14th Cavalry Battalion, formerly Woodfin's Battalion, was organized
at Asheville, North Carolina, during the summer of 1862 with three companies; later increased to six. The men were from Buncombe,
Haywood, Transylvania, and Madison counties. It was assigned to North Carolina and southern Virginia. In the spring of
1865 four additional companies from Buncombe, Henderson, and Transylvania counties joined the command and it was officially
designated the 69th North Carolina Regiment-7th Cavalry, Lt. Colonel James L. Henry, commanding. There are only two references
to the Sixty-ninth North Carolina Regiment in the Official Records of the Union and Confederate Armies; both references
are to Lt. Colonel Henry and the cavalry regiment (O.R., i, 49, i, 1034 and O.R., i, 49, i, 1035). The other references to Henry's Cavalry are the Sixty-ninth
North Carolina and Sixty-ninth North Carolina State Troops. The regiment fought at Salisbury on
April 12 and disbanded near Morgantown on April 17. Lt. Colonel James L. Henry and Major Charles M. Roberts were in command.

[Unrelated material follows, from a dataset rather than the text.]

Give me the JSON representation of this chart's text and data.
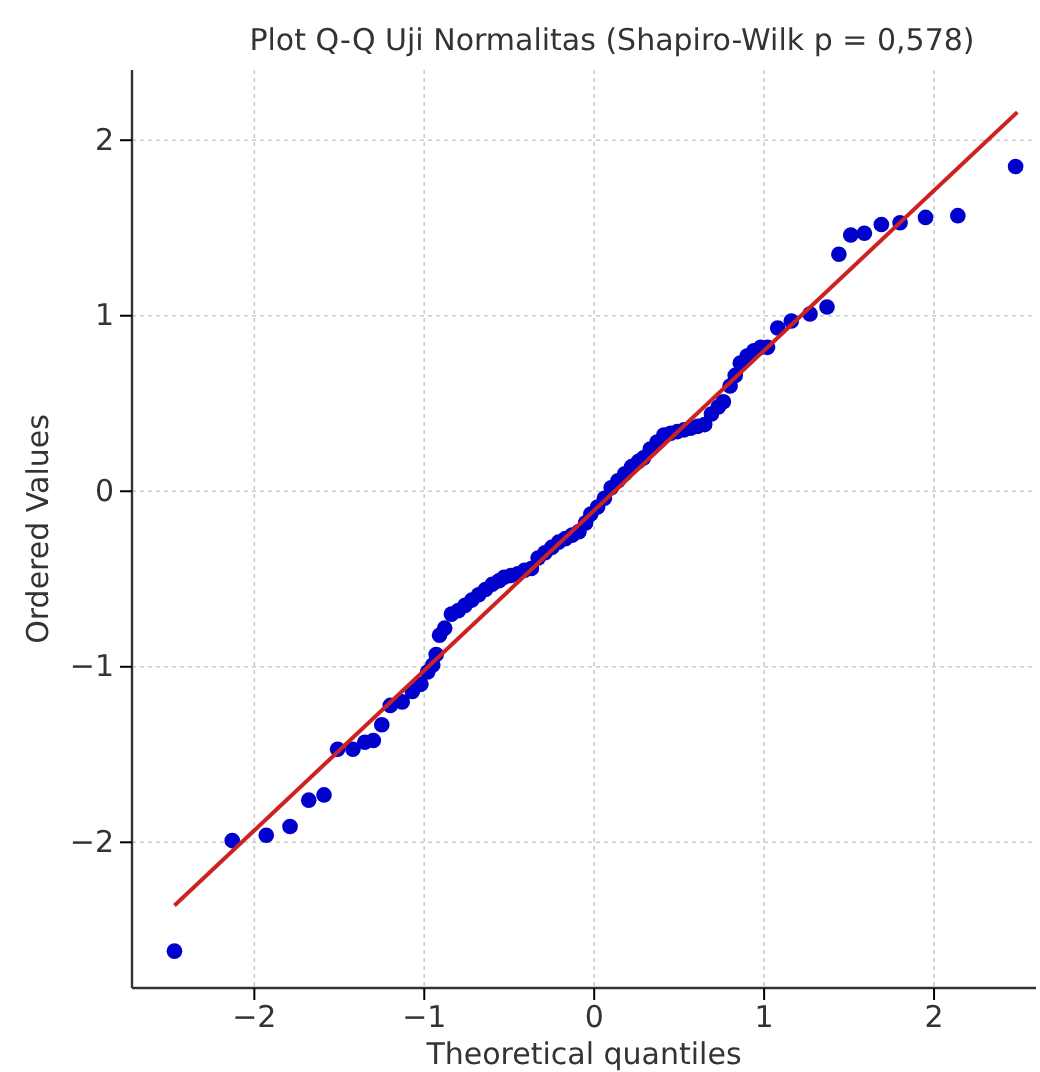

Sources: Official Records of the Union and Confederate Armies; Walter Clark,
Histories of the Several Regiments and Battalions from North Carolina in the Great War 1861-1865; National Park Service: American
Civil War; National Park Service: Soldiers and Sailors System; Weymouth T. Jordan and Louis H. Manarin, North Carolina Troops,
1861-1865; and D. H. Hill, Confederate Military History Of North Carolina: North Carolina In The Civil War, 1861-1865.